Allons ! est-ce que celui-là venait lui quémander un autre souper ?

— Bonsoir, bonsoir, mon ami ! répliqua-t-il en essayant de sourire.

— Je suis venu souper, monsieur Beaudoin, et en même temps vous payer pour mon repas d’hier.

— Hein ! me payer ?…

Et alors, tout à coup, les traits d’Amable se crispèrent. Il venait de penser à la petite statue… la statuette miraculeuse ! Car, le matin, quand le docteur lui avait appris la résurrection d’Adolphe, le bossu avait de suite pensé ceci :

— Je ne serais pas étonné que c’est la bonne Sainte Vierge qui a fait ça… car c’est un miracle ! Oui, je crois que c’est la petite Vierge d’Ivoire !

Disons de suite qu’Amable, tout bossu qu’il fut, était un bon chrétien, un vrai chrétien ! Il y a des gens qui se plaisent à dire que les gens du commerce ou des affaires n’ont ni dieu ni patrie.
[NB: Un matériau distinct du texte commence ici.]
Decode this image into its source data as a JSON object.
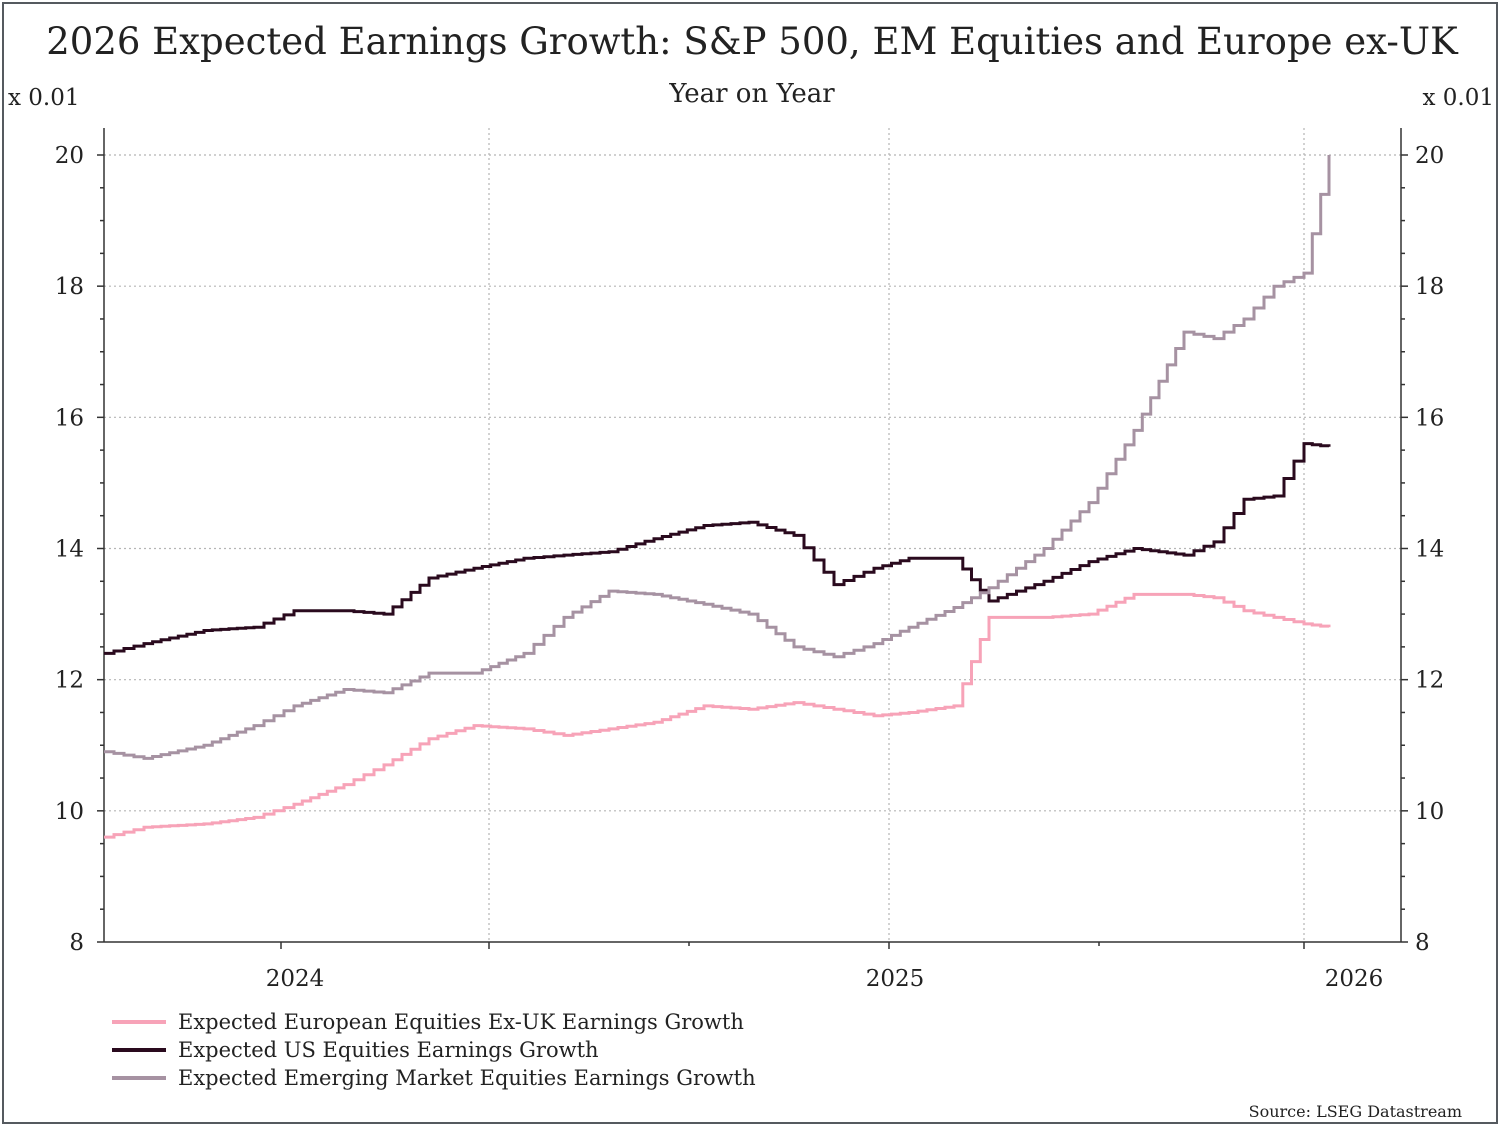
{
  "chart_data": {
    "type": "line",
    "title": "2026 Expected Earnings Growth: S&P 500, EM Equities and Europe ex-UK",
    "subtitle": "Year on Year",
    "y_unit_left": "x 0.01",
    "y_unit_right": "x 0.01",
    "ylim": [
      8,
      20
    ],
    "y_ticks": [
      8,
      10,
      12,
      14,
      16,
      18,
      20
    ],
    "x_tick_labels": [
      "2024",
      "2025",
      "2026"
    ],
    "grid": true,
    "legend_position": "bottom-left",
    "source": "Source: LSEG Datastream",
    "series": [
      {
        "name": "Expected European Equities Ex-UK Earnings Growth",
        "color": "#f7a3b8",
        "x": [
          "2023-09",
          "2023-10",
          "2023-11",
          "2023-12",
          "2024-01",
          "2024-02",
          "2024-03",
          "2024-04",
          "2024-05",
          "2024-06",
          "2024-07",
          "2024-08",
          "2024-09",
          "2024-10",
          "2024-11",
          "2024-12",
          "2025-01",
          "2025-02",
          "2025-03",
          "2025-03-20",
          "2025-04",
          "2025-05",
          "2025-06",
          "2025-07",
          "2025-08",
          "2025-09",
          "2025-10",
          "2025-11",
          "2025-12",
          "2026-01"
        ],
        "values": [
          9.6,
          9.75,
          9.8,
          9.9,
          10.1,
          10.4,
          10.7,
          11.1,
          11.3,
          11.25,
          11.15,
          11.25,
          11.35,
          11.6,
          11.55,
          11.65,
          11.55,
          11.45,
          11.5,
          11.6,
          12.95,
          12.95,
          13.0,
          13.3,
          13.3,
          13.25,
          13.05,
          12.95,
          12.85,
          12.8
        ]
      },
      {
        "name": "Expected US Equities Earnings Growth",
        "color": "#2a0a1e",
        "x": [
          "2023-09",
          "2023-10",
          "2023-11",
          "2023-12",
          "2024-01",
          "2024-02",
          "2024-03",
          "2024-04",
          "2024-05",
          "2024-06",
          "2024-07",
          "2024-08",
          "2024-09",
          "2024-10",
          "2024-11",
          "2024-12",
          "2025-01",
          "2025-02",
          "2025-03",
          "2025-03-20",
          "2025-04",
          "2025-05",
          "2025-06",
          "2025-07",
          "2025-08",
          "2025-09",
          "2025-10",
          "2025-11",
          "2025-12",
          "2026-01"
        ],
        "values": [
          12.4,
          12.55,
          12.75,
          12.8,
          13.05,
          13.05,
          13.0,
          13.55,
          13.7,
          13.85,
          13.9,
          13.95,
          14.15,
          14.35,
          14.4,
          14.2,
          13.45,
          13.7,
          13.85,
          13.85,
          13.2,
          13.5,
          13.8,
          14.0,
          13.9,
          14.1,
          14.75,
          14.8,
          15.6,
          15.55
        ]
      },
      {
        "name": "Expected Emerging Market Equities Earnings Growth",
        "color": "#a692a2",
        "x": [
          "2023-09",
          "2023-10",
          "2023-11",
          "2023-12",
          "2024-01",
          "2024-02",
          "2024-03",
          "2024-04",
          "2024-05",
          "2024-06",
          "2024-07",
          "2024-08",
          "2024-09",
          "2024-10",
          "2024-11",
          "2024-12",
          "2025-01",
          "2025-02",
          "2025-03",
          "2025-03-20",
          "2025-04",
          "2025-05",
          "2025-06",
          "2025-07",
          "2025-08",
          "2025-09",
          "2025-10",
          "2025-11",
          "2025-12",
          "2026-01"
        ],
        "values": [
          10.9,
          10.8,
          11.0,
          11.3,
          11.6,
          11.85,
          11.8,
          12.1,
          12.1,
          12.4,
          12.95,
          13.35,
          13.3,
          13.15,
          13.0,
          12.5,
          12.35,
          12.55,
          12.8,
          13.1,
          13.4,
          14.0,
          14.7,
          15.8,
          17.3,
          17.2,
          17.5,
          18.0,
          18.2,
          20.0
        ]
      }
    ]
  }
}
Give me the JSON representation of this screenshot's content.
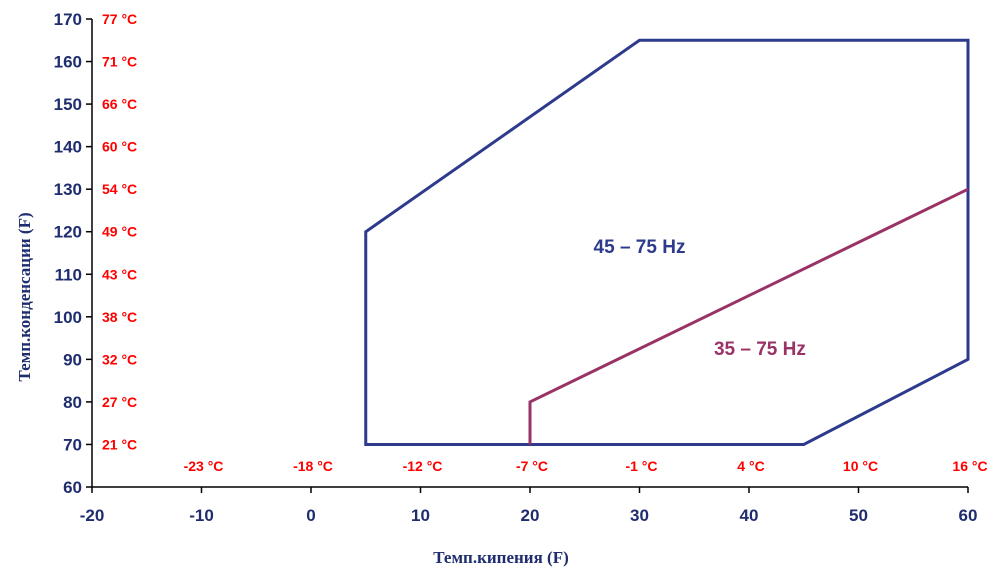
{
  "chart_data": {
    "type": "line",
    "xlabel": "Темп.кипения (F)",
    "ylabel": "Темп.конденсации (F)",
    "xlim": [
      -20,
      60
    ],
    "ylim": [
      60,
      170
    ],
    "x_ticks": [
      "-20",
      "-10",
      "0",
      "10",
      "20",
      "30",
      "40",
      "50",
      "60"
    ],
    "y_ticks": [
      "60",
      "70",
      "80",
      "90",
      "100",
      "110",
      "120",
      "130",
      "140",
      "150",
      "160",
      "170"
    ],
    "celsius_y_labels": [
      {
        "y": 70,
        "label": "21 °C"
      },
      {
        "y": 80,
        "label": "27 °C"
      },
      {
        "y": 90,
        "label": "32 °C"
      },
      {
        "y": 100,
        "label": "38 °C"
      },
      {
        "y": 110,
        "label": "43 °C"
      },
      {
        "y": 120,
        "label": "49 °C"
      },
      {
        "y": 130,
        "label": "54 °C"
      },
      {
        "y": 140,
        "label": "60 °C"
      },
      {
        "y": 150,
        "label": "66 °C"
      },
      {
        "y": 160,
        "label": "71 °C"
      },
      {
        "y": 170,
        "label": "77 °C"
      }
    ],
    "celsius_x_labels": [
      {
        "x": -10,
        "label": "-23 °C"
      },
      {
        "x": 0,
        "label": "-18 °C"
      },
      {
        "x": 10,
        "label": "-12 °C"
      },
      {
        "x": 20,
        "label": "-7 °C"
      },
      {
        "x": 30,
        "label": "-1 °C"
      },
      {
        "x": 40,
        "label": "4 °C"
      },
      {
        "x": 50,
        "label": "10 °C"
      },
      {
        "x": 60,
        "label": "16 °C"
      }
    ],
    "series": [
      {
        "name": "45 – 75 Hz",
        "color": "#2e3a8c",
        "label_at": {
          "x": 30,
          "y": 115
        },
        "closed": true,
        "points": [
          [
            5,
            70
          ],
          [
            5,
            120
          ],
          [
            30,
            165
          ],
          [
            60,
            165
          ],
          [
            60,
            90
          ],
          [
            45,
            70
          ]
        ]
      },
      {
        "name": "35 – 75 Hz",
        "color": "#993366",
        "label_at": {
          "x": 41,
          "y": 91
        },
        "closed": false,
        "points": [
          [
            20,
            70
          ],
          [
            20,
            80
          ],
          [
            60,
            130
          ]
        ]
      }
    ],
    "grid": false,
    "colors": {
      "axis": "#000000",
      "tick_text": "#1f2d6e",
      "celsius_text": "#ff0000"
    }
  }
}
C’est peut-être vrai : ils ont un Dieu, l’argent ; une patrie, le domaine de leurs affaires ! Mais Amable, lui, tout en ne détestant pas l’argent, aimait aussi le bon Dieu. Il aimait l’argent parce qu’il voulait établir ses enfants et ne pas les laisser gueux sur cette terre comme il avait été laissé lui. C’était tout à fait raisonnable.

Il ne songeait pas à amasser de l’argent pour l’unique plaisir de l’entasser, ou pour se procurer, avec cette puissance folle, des plaisirs qui ne valent et ne vaudront jamais les plaisirs du foyer qu’on chérit. Quitte à passer pour un simple et pour un nigaud, Amable — et l’on peut affirmer qu’il avait raison — pensait, croyait que les seules vraies joies de ce monde, celles qui durent le plus longtemps, celles qui dilatent le mieux l’âme, celles qui, sous la pensée d’un nuage, ne s’assombrissent que légèrement pour éclater plus vives après, oui, ce sont les joies que nous donne le foyer cher !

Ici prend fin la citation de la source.